Quant à Richard Strauss, il a écrit de merveilleuses parties pour le cor, mais elles sont particulièrement fatiguantes à interpréter. Lorsqu’on donne un concert entièrement consacré à ce compositeur, un seul corniste solo ne peut tout jouer. Il doit partager les œuvres avec d’autres cornistes. Dans certains pays, l’Angleterre ou les Etats Unis, par exemple, l’orchestre fait appel à des musiciens extérieurs pour jouer certaines parties. Ici, nous préférons nous répartir les « rôles » entre cornistes de l’orchestre. Du reste, il n’y a pas de corniste super soliste comme dans les orchestres français, mais trois cornistes solistes qui altèrnent les parties.
 
Bernhard Krug, vous faites également partie de l’Orchestre du Festival de Bayreuth.

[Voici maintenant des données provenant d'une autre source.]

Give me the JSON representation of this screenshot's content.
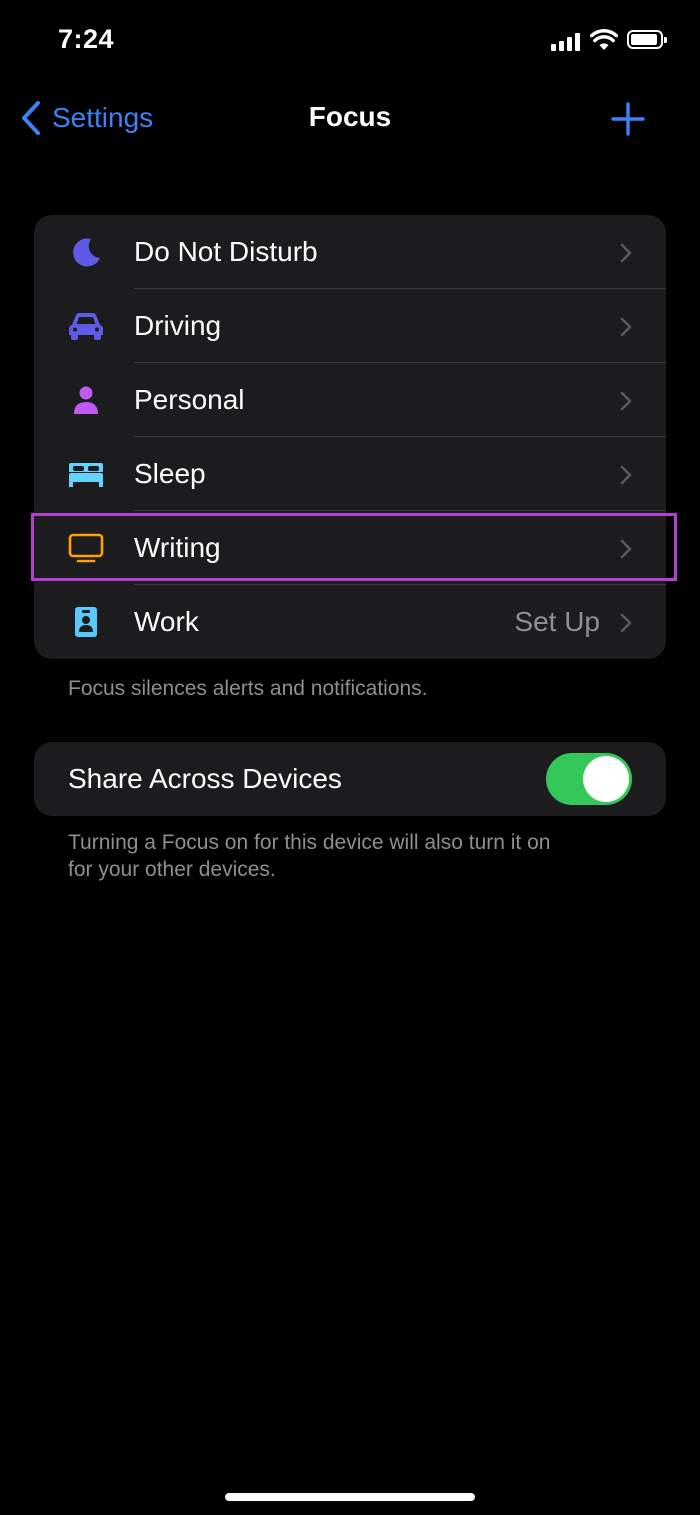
{
  "status_bar": {
    "time": "7:24"
  },
  "nav": {
    "back_label": "Settings",
    "title": "Focus"
  },
  "focus_list": {
    "items": [
      {
        "label": "Do Not Disturb",
        "value": "",
        "icon": "moon-icon",
        "color": "#5e5ce6"
      },
      {
        "label": "Driving",
        "value": "",
        "icon": "car-icon",
        "color": "#5e5ce6"
      },
      {
        "label": "Personal",
        "value": "",
        "icon": "person-icon",
        "color": "#bf5af2"
      },
      {
        "label": "Sleep",
        "value": "",
        "icon": "bed-icon",
        "color": "#64d2ff"
      },
      {
        "label": "Writing",
        "value": "",
        "icon": "monitor-icon",
        "color": "#ff9f0a",
        "highlighted": true
      },
      {
        "label": "Work",
        "value": "Set Up",
        "icon": "id-badge-icon",
        "color": "#5ac8fa"
      }
    ],
    "footer": "Focus silences alerts and notifications."
  },
  "share": {
    "label": "Share Across Devices",
    "enabled": true,
    "footer_line1": "Turning a Focus on for this device will also turn it on",
    "footer_line2": "for your other devices."
  },
  "colors": {
    "accent": "#3c82f6",
    "toggle_on": "#34c759",
    "highlight": "#b43fd1"
  }
}
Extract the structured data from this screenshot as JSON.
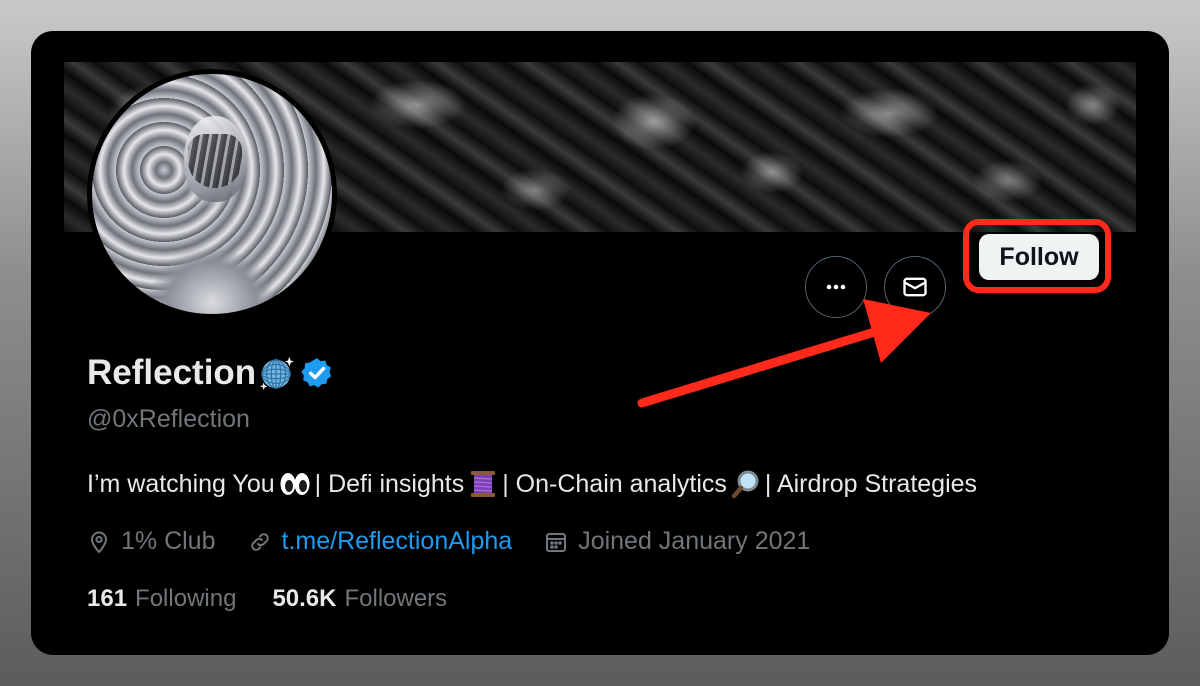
{
  "profile": {
    "display_name": "Reflection",
    "handle": "@0xReflection",
    "bio": {
      "part1": "I’m watching You",
      "part2": "| Defi insights",
      "part3": "| On-Chain analytics",
      "part4": "| Airdrop Strategies"
    },
    "location": "1% Club",
    "website": "t.me/ReflectionAlpha",
    "joined": "Joined January 2021",
    "following_count": "161",
    "following_label": "Following",
    "followers_count": "50.6K",
    "followers_label": "Followers"
  },
  "actions": {
    "follow_label": "Follow"
  },
  "icons": {
    "more": "more-icon",
    "message": "message-icon",
    "location": "location-icon",
    "link": "link-icon",
    "calendar": "calendar-icon",
    "verified": "verified-badge-icon"
  },
  "colors": {
    "accent": "#1d9bf0",
    "highlight": "#ff2a1a",
    "muted": "#71767b"
  }
}
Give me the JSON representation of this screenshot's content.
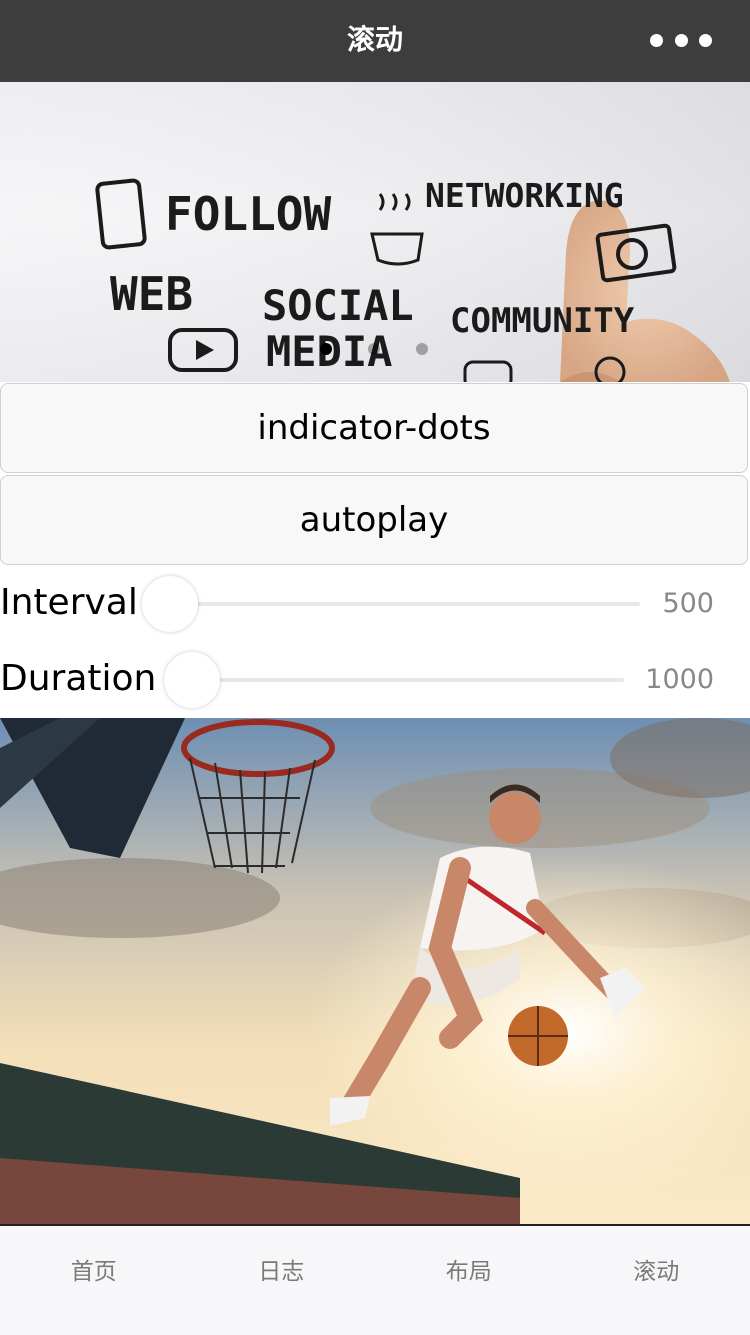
{
  "nav": {
    "title": "滚动",
    "more_icon": "more-dots-icon"
  },
  "banner": {
    "words": [
      "FOLLOW",
      "NETWORKING",
      "WEB",
      "SOCIAL",
      "MEDIA",
      "COMMUNITY"
    ],
    "indicator": {
      "count": 3,
      "active_index": 0
    }
  },
  "controls": {
    "indicator_dots_label": "indicator-dots",
    "autoplay_label": "autoplay"
  },
  "sliders": {
    "interval": {
      "label": "Interval",
      "value": "500"
    },
    "duration": {
      "label": "Duration",
      "value": "1000"
    }
  },
  "tabs": [
    {
      "label": "首页"
    },
    {
      "label": "日志"
    },
    {
      "label": "布局"
    },
    {
      "label": "滚动"
    }
  ],
  "colors": {
    "nav_bg": "#3d3d3d",
    "tab_text": "#7a7a7a",
    "slider_value": "#888888"
  }
}
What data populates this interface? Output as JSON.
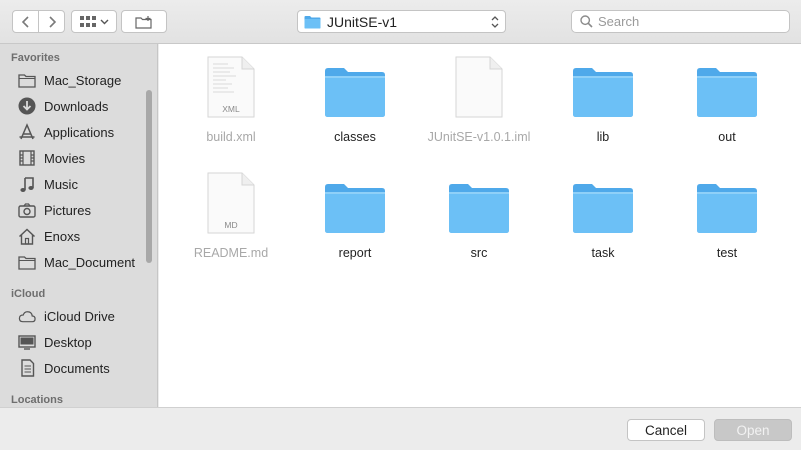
{
  "toolbar": {
    "path_label": "JUnitSE-v1",
    "search_placeholder": "Search"
  },
  "sidebar": {
    "sections": [
      {
        "label": "Favorites",
        "items": [
          {
            "label": "Mac_Storage",
            "icon": "folder-icon"
          },
          {
            "label": "Downloads",
            "icon": "download-icon"
          },
          {
            "label": "Applications",
            "icon": "applications-icon"
          },
          {
            "label": "Movies",
            "icon": "film-icon"
          },
          {
            "label": "Music",
            "icon": "music-note-icon"
          },
          {
            "label": "Pictures",
            "icon": "camera-icon"
          },
          {
            "label": "Enoxs",
            "icon": "home-icon"
          },
          {
            "label": "Mac_Document",
            "icon": "folder-icon"
          }
        ]
      },
      {
        "label": "iCloud",
        "items": [
          {
            "label": "iCloud Drive",
            "icon": "cloud-icon"
          },
          {
            "label": "Desktop",
            "icon": "desktop-icon"
          },
          {
            "label": "Documents",
            "icon": "document-icon"
          }
        ]
      },
      {
        "label": "Locations",
        "items": []
      }
    ]
  },
  "files": [
    {
      "name": "build.xml",
      "kind": "document",
      "badge": "XML",
      "dimmed": true
    },
    {
      "name": "classes",
      "kind": "folder",
      "dimmed": false
    },
    {
      "name": "JUnitSE-v1.0.1.iml",
      "kind": "document",
      "badge": "",
      "dimmed": true
    },
    {
      "name": "lib",
      "kind": "folder",
      "dimmed": false
    },
    {
      "name": "out",
      "kind": "folder",
      "dimmed": false
    },
    {
      "name": "README.md",
      "kind": "document",
      "badge": "MD",
      "dimmed": true
    },
    {
      "name": "report",
      "kind": "folder",
      "dimmed": false
    },
    {
      "name": "src",
      "kind": "folder",
      "dimmed": false
    },
    {
      "name": "task",
      "kind": "folder",
      "dimmed": false
    },
    {
      "name": "test",
      "kind": "folder",
      "dimmed": false
    }
  ],
  "buttons": {
    "cancel": "Cancel",
    "open": "Open"
  },
  "colors": {
    "folder": "#5ab8f5",
    "folder_tab": "#7ccaf7",
    "sidebar_bg": "#dcdcdc",
    "open_disabled": "#c8c8c8"
  }
}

De quels musiciens est il constitué ? 
 
B.K. : Il se compose de musiciens issus des plus grands orchestres allemands (avec quelques exceptions, puisque nous avons également des membres de formations suisses et belges). C’est comme une réunion de sportifs qui seraient habitués à jouer dans l’année dans des équipes « locales », et qui se retrouveraient l’été venu, à jouer dans l’équipe nationale. A Bayreuth, je joue aux côtés de cornistes venus de l’Orchestre de la Radio Bavaroise ou de celui l’Opéra de Berlin par exemple.
 

Mendelssohn et Leipzig, une histoire d'amour ...
 
Parlez nous de l’importance de Felix Mendelssohn pour l’Orchestre du Gewandhaus.
 
H.H. : Il a créé notre conservatoire. Mendelssohn possède un son unique. On ne peut le comparer avec aucun autre compositeur. Nous jouons ses symphonies de jeunesse pour cordes, que peu d’orchestres abordent. Quand on imagine que la plupart ont été composées alors qu’il était âgé de 12 ans ! Mendelssohn a été une des premières stars de la musique en Europe, un peu à l’instar de Franz Liszt. Il a beaucoup œuvré pour notre ville et pour l’orchestre dont il a été le chef principal.
 
B.K. : Nous avons le sentiment que Mendelssohn est un des nôtres. Il occupe une grande place dans notre répertoire. Ce sentiment de proximité est très fort pour l’orchestre. Et puis, pour prendre l’exemple d’une de ses œuvres emblématiques, la Symphonie « Ecossaise » ; les autres orchestres la jouent peut être une fois tous les dix ans. Nous, nous pouvons la jouer deux ou trois fois chaque saison. Il y a, du reste, tous les ans à Leipzig un festival Mendelssohn.
 
La façade du Gewandhaus de nuit © Concertclassic
 
Quelle était la place de l’Orchestre du Gewandhaus durant la période communiste ?
 
H.H. : La musique a toujours revêtu une certaine ambiguïté. Je n’étais pas encore musicien au sein de l’orchestre à à l’époque communiste : j’ai intégré l’orchestre peu après la chute du mur. Mais j’ai bien sûr vécu durant cette période, et la culture avait une grande place. L’orchestre pouvait être utilisé à des fins de propagande, mais la musique, dans le même temps, symbolisait une forme de liberté.
 
Si on cherche des liens entre votre orchestre et la France, on se souvient que Charles Munch en a été le violon solo à la fin des années 20 
 
H.H. : Effectivement. Mais si on parle en termes de répertoire, celui de l’orchestre est très centré sur la musique germanique. Son cœur est formé de Mendelssohn, Beethoven, Mahler, Bruckner, Richard Strauss. Nous aimons jouer la musique de Debussy, Ravel, Chausson ; ce sont de merveilleux compositeurs bien sûr, mais nous les jouons peu au regard du reste du répertoire.
 
Un Festival Mahler se tiendra à Leipzig dans quelques mois : parlez-nous de votre relation avec ce compositeur et l’événement d’envergure internationale qui se déroulera du 11 au 29 mai 2023.(2)
 
H.H. : Mahler est le compositeur chez qui on pressent toutes les tragédies du XXème siècle. Il est mort en 1911, mais tout est déjà écrit dans sa musique. Et celle-ci reste malheureusement proche des temps que nous vivons, en particulier avec la guerre en Ukraine. L’Orchestre du Gewandhaus donnera trois de ses symphonies et d’autres orchestres viendront donner le reste de sa production orchestrale. Nous avons donné l’intégrale de ses symphonies, notamment avec notre précédent directeur musical, Ricardo Chailly ; ce répertoire revêt une place essentielle pour l’orchestre.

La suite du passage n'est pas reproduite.